Poliamor ártico: tchuktchi, a tribo nômade do Norte que trocava esposas

Library of Congress
Este costume de casamento pode parecer estranho nos dias de hoje. Mas os povos minoritários, em especial os tchuktchi, viam vantagens importantes nessa prática.

Os tchuktchi, um povo indígena do Extremo Norte, vivem conforme as leis do levirato: se aquele que provém o sustento vier a falecer, um irmão ou outro parente próximo do morto deve cuidar de sua família. Ele é obrigado a se casar com a viúva e adotar seus filhos.

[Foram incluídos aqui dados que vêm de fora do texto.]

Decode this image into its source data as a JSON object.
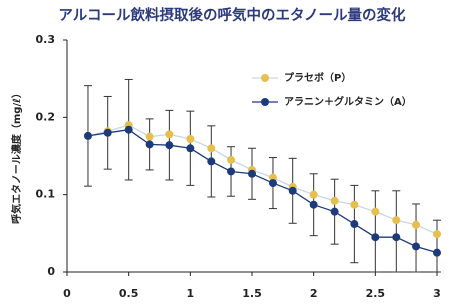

Mas isso é apenas parte da tradição matrimonial. De fato, por muito tempo, as pessoas consideraram o casamento em grupo absolutamente normal – quando homens casados ​​trocam de esposas com seus amigos próximos ou parentes distantes.

Como funciona o casamento em grupo?

Tchuktchi sentados na entrada de sua residência, 1901

Os tchuktchi chamam a prática de “companhia para esposa” ou nevtumgit. Nele, os homens concluem um acordo de amizade, dando a cada uma das partes o direito à esposa do amigo. O contrato é organizado como um casamento ritual, com unção de sangue e sacrifício.

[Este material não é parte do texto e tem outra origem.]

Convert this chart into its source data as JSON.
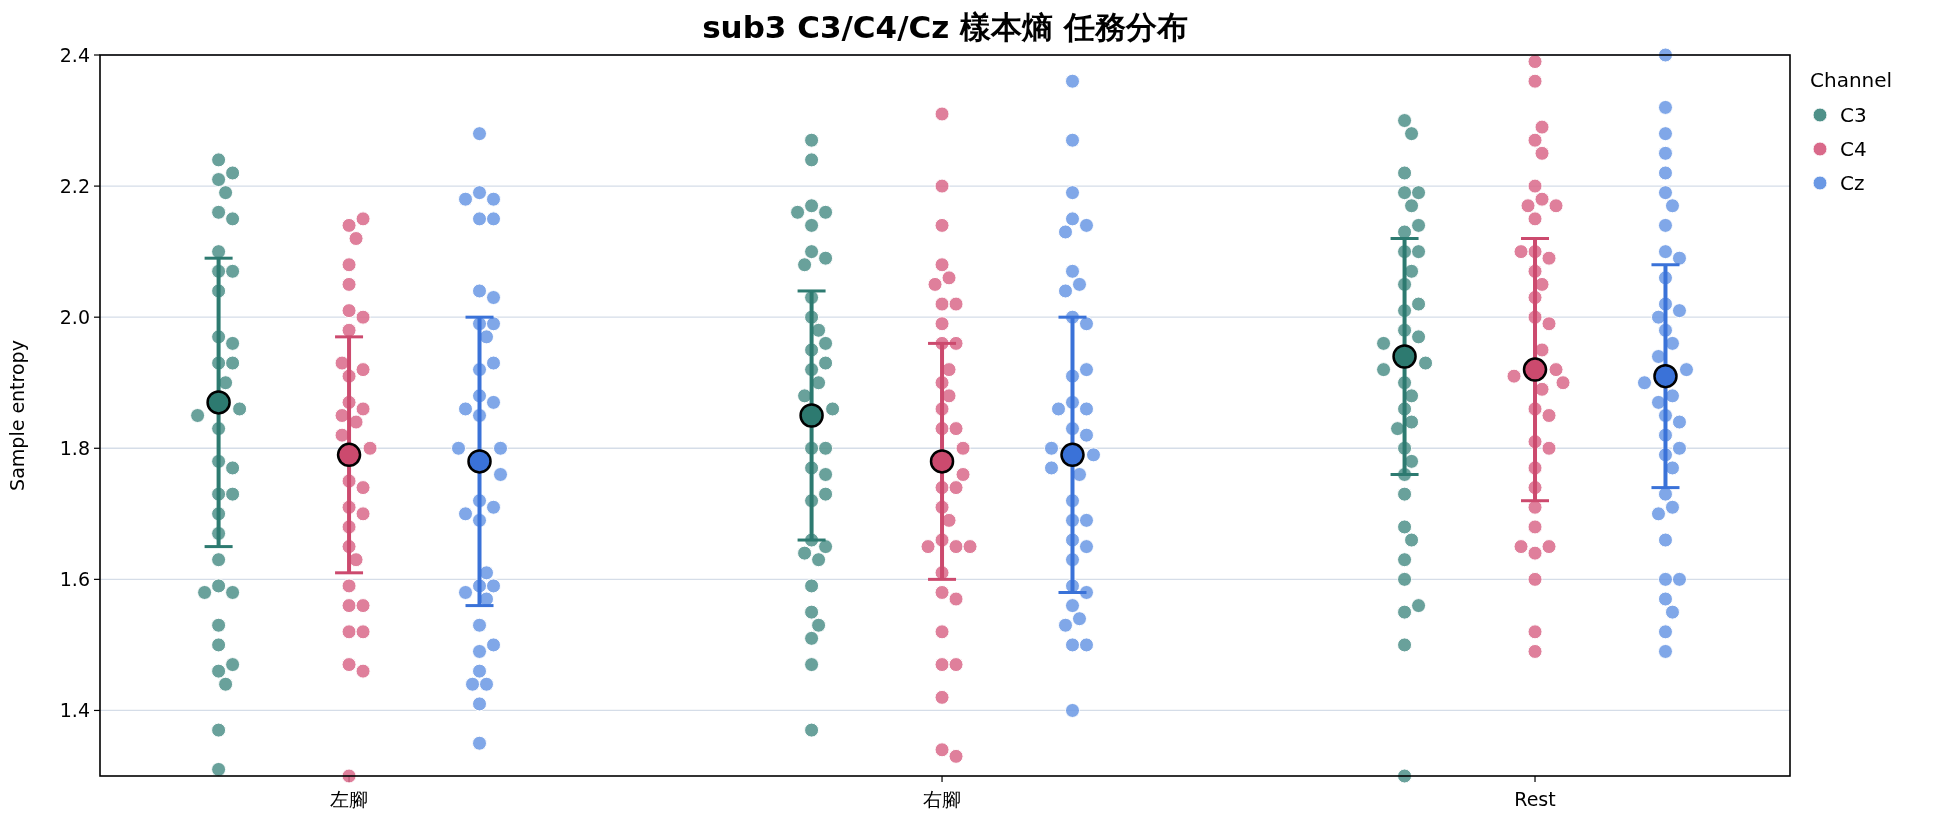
{
  "chart_data": {
    "type": "scatter",
    "title": "sub3 C3/C4/Cz 樣本熵 任務分布",
    "ylabel": "Sample entropy",
    "legend_title": "Channel",
    "categories": [
      "左腳",
      "右腳",
      "Rest"
    ],
    "ylim": [
      1.3,
      2.4
    ],
    "yticks": [
      1.4,
      1.6,
      1.8,
      {
        "value": 2,
        "label": "2.0"
      },
      2.2,
      2.4
    ],
    "grid": "y",
    "legend": "top right",
    "marker": "circle",
    "series": [
      {
        "name": "C3",
        "color": "#4f9189",
        "x": [
          "左腳",
          "左腳",
          "左腳",
          "左腳",
          "左腳",
          "左腳",
          "左腳",
          "左腳",
          "左腳",
          "左腳",
          "左腳",
          "左腳",
          "左腳",
          "左腳",
          "左腳",
          "左腳",
          "左腳",
          "左腳",
          "左腳",
          "左腳",
          "左腳",
          "左腳",
          "左腳",
          "左腳",
          "左腳",
          "左腳",
          "左腳",
          "左腳",
          "左腳",
          "左腳",
          "左腳",
          "左腳",
          "左腳",
          "左腳",
          "左腳",
          "右腳",
          "右腳",
          "右腳",
          "右腳",
          "右腳",
          "右腳",
          "右腳",
          "右腳",
          "右腳",
          "右腳",
          "右腳",
          "右腳",
          "右腳",
          "右腳",
          "右腳",
          "右腳",
          "右腳",
          "右腳",
          "右腳",
          "右腳",
          "右腳",
          "右腳",
          "右腳",
          "右腳",
          "右腳",
          "右腳",
          "右腳",
          "右腳",
          "右腳",
          "右腳",
          "右腳",
          "右腳",
          "右腳",
          "右腳",
          "右腳",
          "Rest",
          "Rest",
          "Rest",
          "Rest",
          "Rest",
          "Rest",
          "Rest",
          "Rest",
          "Rest",
          "Rest",
          "Rest",
          "Rest",
          "Rest",
          "Rest",
          "Rest",
          "Rest",
          "Rest",
          "Rest",
          "Rest",
          "Rest",
          "Rest",
          "Rest",
          "Rest",
          "Rest",
          "Rest",
          "Rest",
          "Rest",
          "Rest",
          "Rest",
          "Rest",
          "Rest",
          "Rest",
          "Rest",
          "Rest",
          "Rest",
          "Rest"
        ],
        "values": [
          2.24,
          2.21,
          2.22,
          2.19,
          2.1,
          2.16,
          2.15,
          2.04,
          2.07,
          2.07,
          1.97,
          1.93,
          1.9,
          1.93,
          1.96,
          1.86,
          1.85,
          1.83,
          1.78,
          1.73,
          1.77,
          1.7,
          1.73,
          1.67,
          1.63,
          1.59,
          1.58,
          1.58,
          1.53,
          1.5,
          1.46,
          1.47,
          1.44,
          1.37,
          1.31,
          2.14,
          2.27,
          2.24,
          2.17,
          2.16,
          2.16,
          2.1,
          2.09,
          2.08,
          2.03,
          2.0,
          1.98,
          1.95,
          1.96,
          1.92,
          1.93,
          1.9,
          1.88,
          1.86,
          1.8,
          1.8,
          1.77,
          1.76,
          1.72,
          1.73,
          1.66,
          1.65,
          1.64,
          1.63,
          1.59,
          1.55,
          1.53,
          1.51,
          1.47,
          1.37,
          2.3,
          2.28,
          2.22,
          2.19,
          2.19,
          2.17,
          2.13,
          2.14,
          2.1,
          2.1,
          2.05,
          2.07,
          2.01,
          2.02,
          1.98,
          1.97,
          1.96,
          1.93,
          1.92,
          1.9,
          1.86,
          1.88,
          1.84,
          1.83,
          1.8,
          1.78,
          1.76,
          1.73,
          1.68,
          1.66,
          1.63,
          1.6,
          1.55,
          1.56,
          1.5,
          1.3
        ]
      },
      {
        "name": "C4",
        "color": "#d9698a",
        "x": [
          "左腳",
          "左腳",
          "左腳",
          "左腳",
          "左腳",
          "左腳",
          "左腳",
          "左腳",
          "左腳",
          "左腳",
          "左腳",
          "左腳",
          "左腳",
          "左腳",
          "左腳",
          "左腳",
          "左腳",
          "左腳",
          "左腳",
          "左腳",
          "左腳",
          "左腳",
          "左腳",
          "左腳",
          "左腳",
          "左腳",
          "左腳",
          "左腳",
          "左腳",
          "左腳",
          "左腳",
          "左腳",
          "右腳",
          "右腳",
          "右腳",
          "右腳",
          "右腳",
          "右腳",
          "右腳",
          "右腳",
          "右腳",
          "右腳",
          "右腳",
          "右腳",
          "右腳",
          "右腳",
          "右腳",
          "右腳",
          "右腳",
          "右腳",
          "右腳",
          "右腳",
          "右腳",
          "右腳",
          "右腳",
          "右腳",
          "右腳",
          "右腳",
          "右腳",
          "右腳",
          "右腳",
          "右腳",
          "右腳",
          "右腳",
          "右腳",
          "右腳",
          "右腳",
          "右腳",
          "Rest",
          "Rest",
          "Rest",
          "Rest",
          "Rest",
          "Rest",
          "Rest",
          "Rest",
          "Rest",
          "Rest",
          "Rest",
          "Rest",
          "Rest",
          "Rest",
          "Rest",
          "Rest",
          "Rest",
          "Rest",
          "Rest",
          "Rest",
          "Rest",
          "Rest",
          "Rest",
          "Rest",
          "Rest",
          "Rest",
          "Rest",
          "Rest",
          "Rest",
          "Rest",
          "Rest",
          "Rest",
          "Rest",
          "Rest",
          "Rest",
          "Rest",
          "Rest"
        ],
        "values": [
          2.14,
          2.15,
          2.12,
          2.08,
          2.05,
          2.01,
          2.0,
          1.98,
          1.91,
          1.92,
          1.93,
          1.87,
          1.86,
          1.85,
          1.84,
          1.8,
          1.82,
          1.75,
          1.74,
          1.71,
          1.7,
          1.68,
          1.65,
          1.63,
          1.59,
          1.56,
          1.56,
          1.52,
          1.52,
          1.47,
          1.46,
          1.3,
          2.31,
          2.2,
          2.14,
          2.08,
          2.06,
          2.05,
          2.02,
          1.99,
          2.02,
          1.96,
          1.96,
          1.9,
          1.92,
          1.88,
          1.86,
          1.83,
          1.83,
          1.8,
          1.76,
          1.74,
          1.74,
          1.71,
          1.69,
          1.66,
          1.65,
          1.65,
          1.65,
          1.61,
          1.58,
          1.57,
          1.52,
          1.47,
          1.47,
          1.42,
          1.34,
          1.33,
          2.39,
          2.36,
          2.27,
          2.29,
          2.25,
          2.2,
          2.18,
          2.17,
          2.17,
          2.15,
          2.1,
          2.09,
          2.1,
          2.07,
          2.03,
          2.05,
          2.0,
          1.99,
          1.95,
          1.92,
          1.91,
          1.89,
          1.9,
          1.86,
          1.85,
          1.81,
          1.8,
          1.77,
          1.74,
          1.71,
          1.68,
          1.64,
          1.65,
          1.65,
          1.6,
          1.52,
          1.49
        ]
      },
      {
        "name": "Cz",
        "color": "#6a98e4",
        "x": [
          "左腳",
          "左腳",
          "左腳",
          "左腳",
          "左腳",
          "左腳",
          "左腳",
          "左腳",
          "左腳",
          "左腳",
          "左腳",
          "左腳",
          "左腳",
          "左腳",
          "左腳",
          "左腳",
          "左腳",
          "左腳",
          "左腳",
          "左腳",
          "左腳",
          "左腳",
          "左腳",
          "左腳",
          "左腳",
          "左腳",
          "左腳",
          "左腳",
          "左腳",
          "左腳",
          "左腳",
          "左腳",
          "左腳",
          "左腳",
          "左腳",
          "左腳",
          "左腳",
          "右腳",
          "右腳",
          "右腳",
          "右腳",
          "右腳",
          "右腳",
          "右腳",
          "右腳",
          "右腳",
          "右腳",
          "右腳",
          "右腳",
          "右腳",
          "右腳",
          "右腳",
          "右腳",
          "右腳",
          "右腳",
          "右腳",
          "右腳",
          "右腳",
          "右腳",
          "右腳",
          "右腳",
          "右腳",
          "右腳",
          "右腳",
          "右腳",
          "右腳",
          "右腳",
          "右腳",
          "右腳",
          "右腳",
          "右腳",
          "右腳",
          "右腳",
          "Rest",
          "Rest",
          "Rest",
          "Rest",
          "Rest",
          "Rest",
          "Rest",
          "Rest",
          "Rest",
          "Rest",
          "Rest",
          "Rest",
          "Rest",
          "Rest",
          "Rest",
          "Rest",
          "Rest",
          "Rest",
          "Rest",
          "Rest",
          "Rest",
          "Rest",
          "Rest",
          "Rest",
          "Rest",
          "Rest",
          "Rest",
          "Rest",
          "Rest",
          "Rest",
          "Rest",
          "Rest",
          "Rest",
          "Rest",
          "Rest",
          "Rest",
          "Rest"
        ],
        "values": [
          2.28,
          2.19,
          2.18,
          2.18,
          2.15,
          2.15,
          2.04,
          2.03,
          1.99,
          1.99,
          1.97,
          1.92,
          1.93,
          1.88,
          1.87,
          1.85,
          1.86,
          1.8,
          1.8,
          1.76,
          1.72,
          1.69,
          1.71,
          1.7,
          1.59,
          1.61,
          1.59,
          1.57,
          1.58,
          1.53,
          1.49,
          1.5,
          1.46,
          1.44,
          1.44,
          1.41,
          1.35,
          2.36,
          2.27,
          2.19,
          2.15,
          2.14,
          2.13,
          2.07,
          2.05,
          2.04,
          2.0,
          1.99,
          1.91,
          1.92,
          1.87,
          1.86,
          1.86,
          1.83,
          1.82,
          1.79,
          1.8,
          1.77,
          1.76,
          1.72,
          1.69,
          1.69,
          1.66,
          1.65,
          1.63,
          1.59,
          1.58,
          1.56,
          1.54,
          1.53,
          1.5,
          1.5,
          1.4,
          2.4,
          2.32,
          2.28,
          2.25,
          2.22,
          2.19,
          2.17,
          2.14,
          2.1,
          2.09,
          2.06,
          2.02,
          2.01,
          2.0,
          1.98,
          1.96,
          1.94,
          1.92,
          1.9,
          1.88,
          1.87,
          1.85,
          1.84,
          1.82,
          1.79,
          1.8,
          1.77,
          1.73,
          1.71,
          1.7,
          1.66,
          1.6,
          1.6,
          1.57,
          1.55,
          1.52,
          1.49
        ]
      },
      {
        "color": "#2d7a70",
        "x": [
          "左腳",
          "右腳",
          "Rest"
        ],
        "values": [
          1.87,
          1.85,
          1.94
        ],
        "errors": [
          0.22,
          0.19,
          0.18
        ]
      },
      {
        "color": "#cc4a6e",
        "x": [
          "左腳",
          "右腳",
          "Rest"
        ],
        "values": [
          1.79,
          1.78,
          1.92
        ],
        "errors": [
          0.18,
          0.18,
          0.2
        ]
      },
      {
        "color": "#3a72d8",
        "x": [
          "左腳",
          "右腳",
          "Rest"
        ],
        "values": [
          1.78,
          1.79,
          1.91
        ],
        "errors": [
          0.22,
          0.21,
          0.17
        ]
      }
    ]
  }
}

Um casamento em grupo pode incluir dois ou mais casais. A principal condição era que eles tivessem uma casa separada, que eles não fossem parentes um do outro e que tivessem aproximadamente a mesma idade. Irmãos de sangue não poderiam participar dessa troca, assim como pessoas de diferentes gerações.

Tchukotka, 1968

Paralelamente, a troca de esposas era comparativamente rara, durante as viagens ao campo da “esposa-casal”. Cada homem tomava uma esposa do outro, vivia com ela por alguns meses e depois, via de regra, a devolvia ao marido (embora houvesse casos em que ele a mantivesse inteiramente para si). Todos os membros dessa grande família coletiva eram considerados parentes iguais, igualmente responsáveis ​​uns pelos outros, e todos os filhos nascidos de um “casal de casados” eram considerados irmãos e irmãs, que não podiam manter relações íntimas. Apenas os bens permanecem separados: os filhos de um casamento coletivo não poderiam reivindicá-los, e os casais não tinham bens em comum.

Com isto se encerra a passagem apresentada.